The new theory, set forth by planetary scientist Robin Canup of the Southwest Research Institute in Boulder, Colorado, and published online today in Nature, explains the ice-rich composition of the rings and accounts for the odd characteristics of some of Saturn's smaller moons.

Canup created detailed computer simulations, which suggest a violent origin for Saturn's rings. As the planet coalesced during the birth of the solar system more than 4.5 billion years ago, the swirling disk of gas surrounding it included several moons about the size of Titan, Saturn's largest remaining satellite, which is about 50% larger than Earth's moon. But gravitational interactions with the gas caused the moons' orbits to shrink, and one by one the satellites entered death spirals and plunged into the planet.
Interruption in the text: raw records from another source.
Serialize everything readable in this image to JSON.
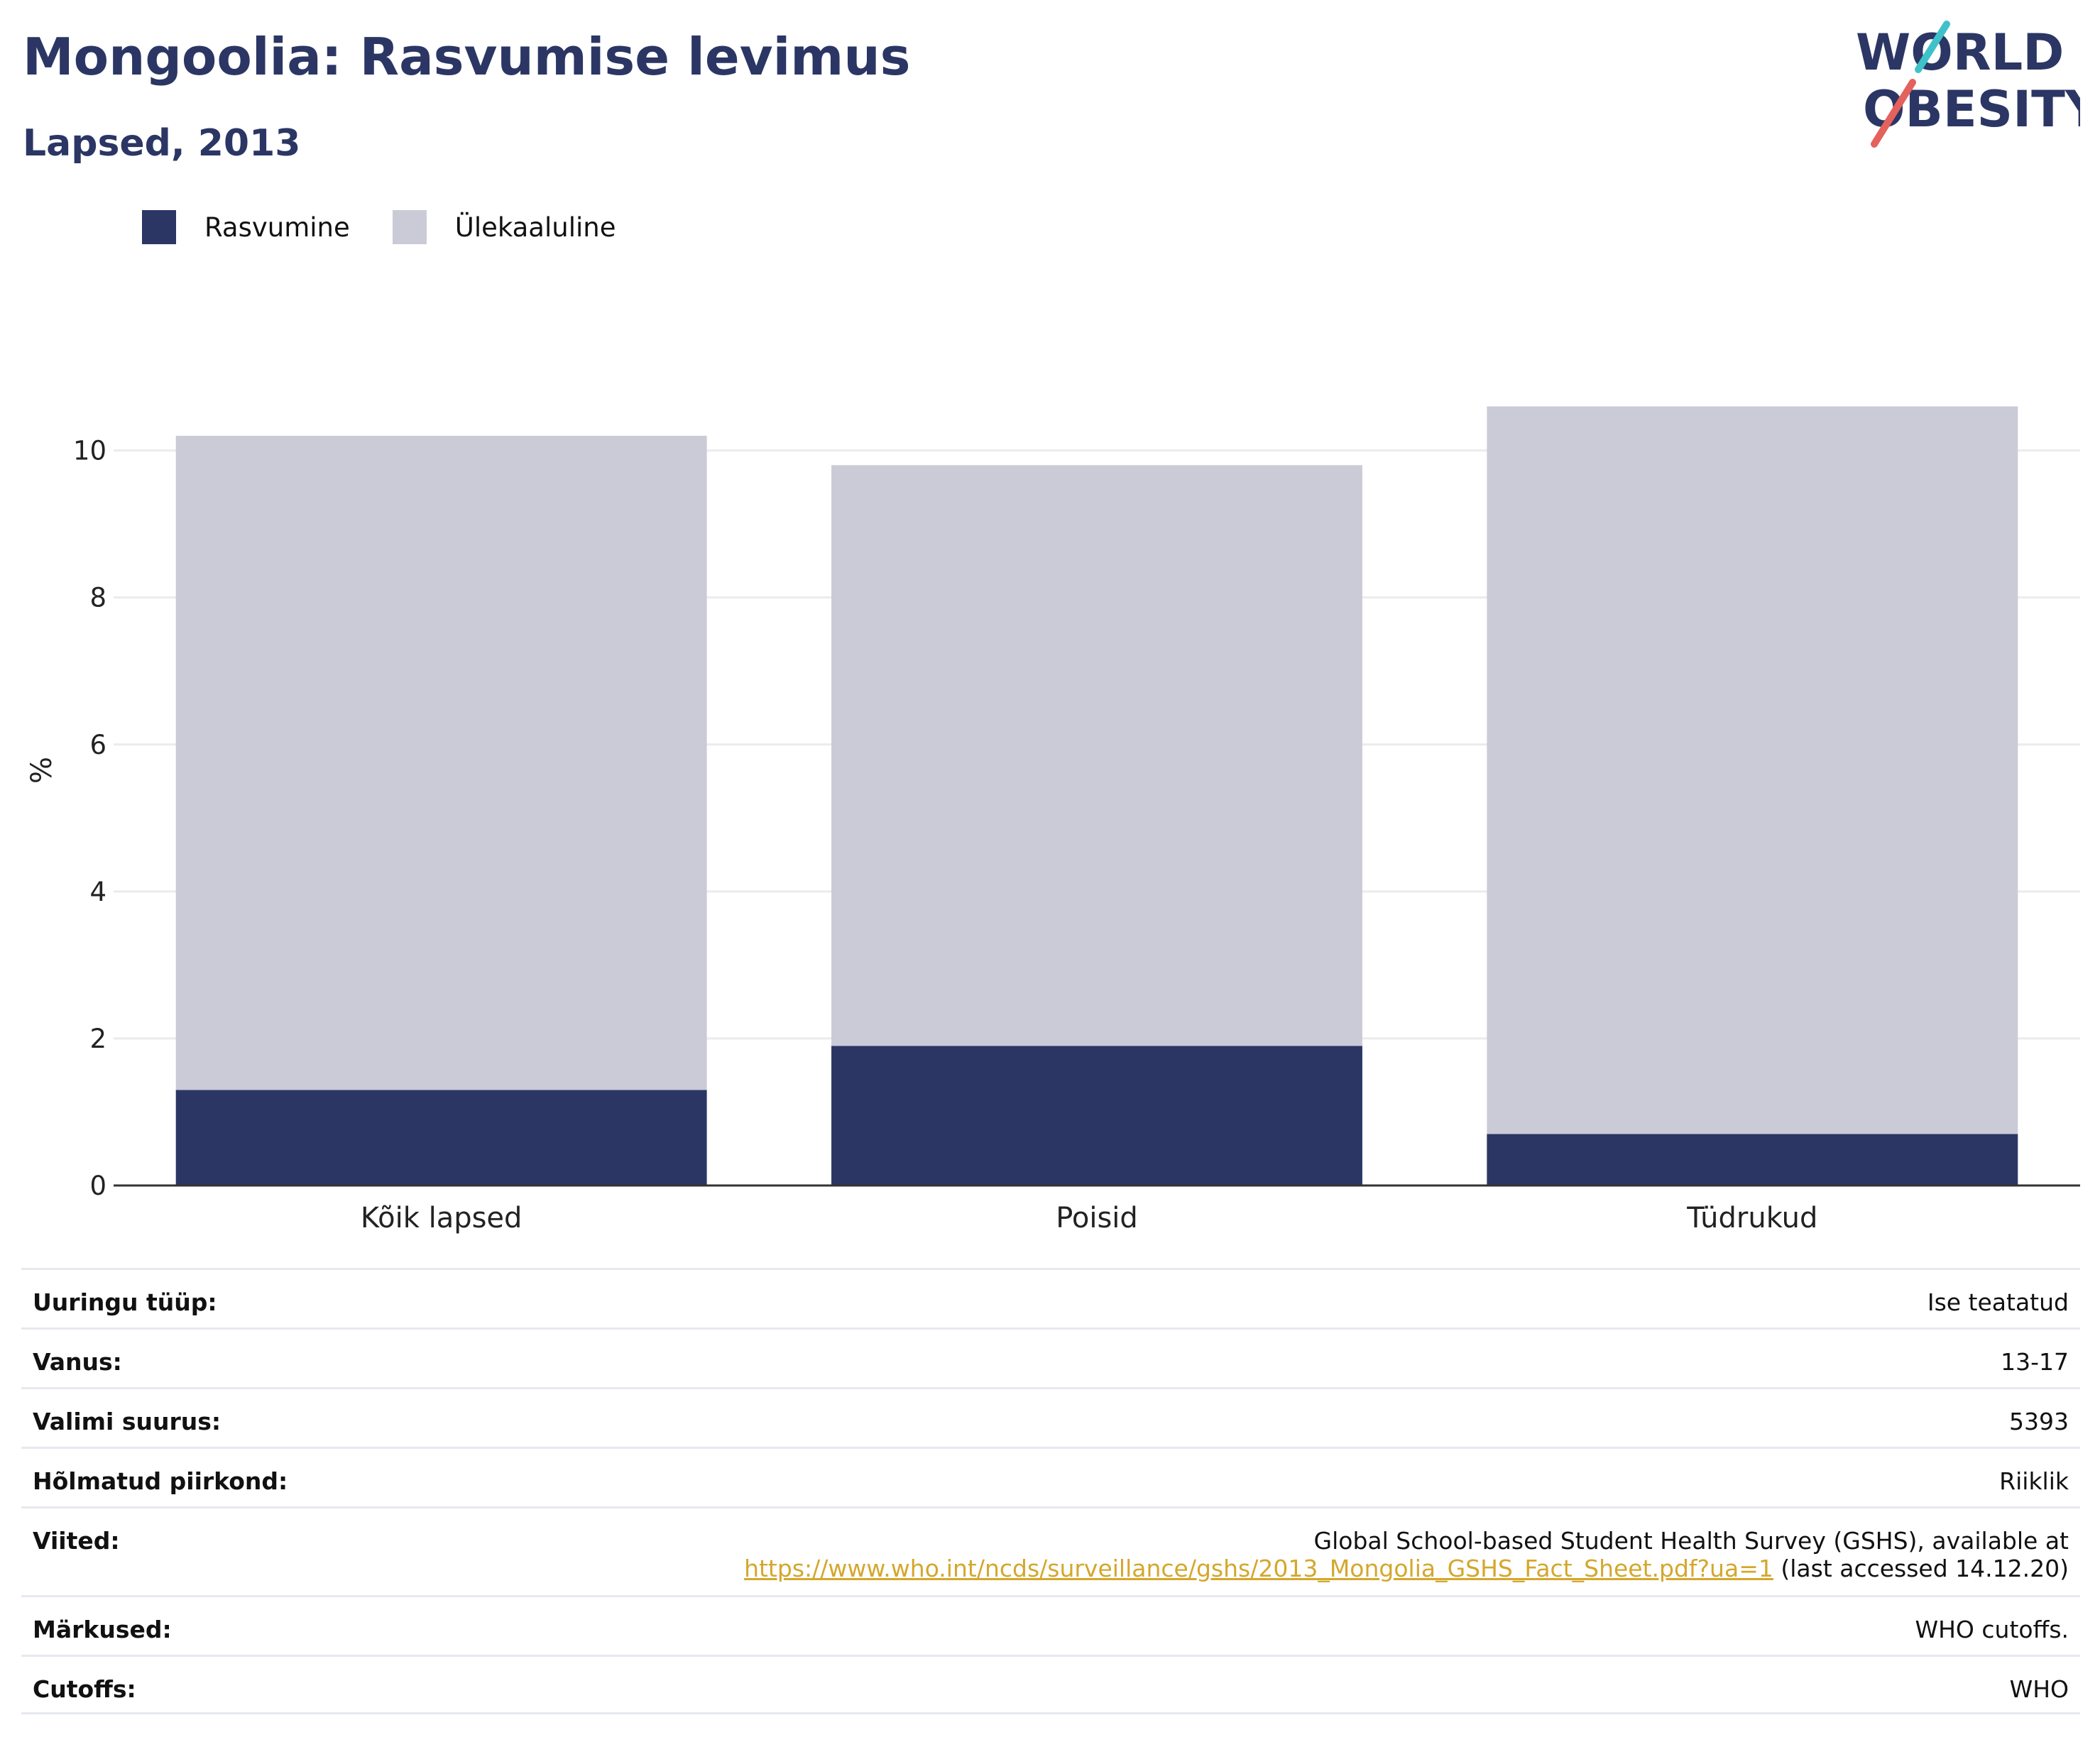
{
  "header": {
    "title": "Mongoolia: Rasvumise levimus",
    "subtitle": "Lapsed, 2013"
  },
  "logo": {
    "line1": "WORLD",
    "line2": "OBESITY",
    "colors": {
      "text": "#2b3664",
      "accent_red": "#e4615c",
      "accent_teal": "#3fc1c9"
    }
  },
  "legend": [
    {
      "label": "Rasvumine",
      "color": "#2b3664"
    },
    {
      "label": "Ülekaaluline",
      "color": "#cacbd7"
    }
  ],
  "chart_data": {
    "type": "bar",
    "stacked": true,
    "categories": [
      "Kõik lapsed",
      "Poisid",
      "Tüdrukud"
    ],
    "series": [
      {
        "name": "Rasvumine",
        "color": "#2b3664",
        "values": [
          1.3,
          1.9,
          0.7
        ]
      },
      {
        "name": "Ülekaaluline",
        "color": "#cacbd7",
        "values": [
          8.9,
          7.9,
          9.9
        ]
      }
    ],
    "ylabel": "%",
    "ylim": [
      0,
      11.3
    ],
    "yticks": [
      0,
      2,
      4,
      6,
      8,
      10
    ],
    "grid": true,
    "legend_position": "top-left"
  },
  "details": [
    {
      "key": "Uuringu tüüp:",
      "value": "Ise teatatud"
    },
    {
      "key": "Vanus:",
      "value": "13-17"
    },
    {
      "key": "Valimi suurus:",
      "value": "5393"
    },
    {
      "key": "Hõlmatud piirkond:",
      "value": "Riiklik"
    },
    {
      "key": "Viited:",
      "value_line1": "Global School-based Student Health Survey (GSHS), available at",
      "link": "https://www.who.int/ncds/surveillance/gshs/2013_Mongolia_GSHS_Fact_Sheet.pdf?ua=1",
      "suffix": " (last accessed 14.12.20)"
    },
    {
      "key": "Märkused:",
      "value": "WHO cutoffs."
    },
    {
      "key": "Cutoffs:",
      "value": "WHO"
    }
  ],
  "colors": {
    "link": "#d4a72c",
    "grid": "#ebebeb",
    "axis": "#333333"
  }
}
Before each moon collided, immense tidal forces produced by Saturn's gravity stretched and contracted it, stripping off much of its ice. Subsequent moons gravitationally captured this ice, but they were eventually stretched and contracted until they too shed their ice and plunged into Saturn. Today's ring system is the fossil remains of the last moon to fall prey to Saturn's immense gravity, Canup contends. This moon was basically a giant ice ball with a rocky center. After its ice-rich veneer was stripped away in large chunks, its rocky core disappeared beneath the saturnian clouds.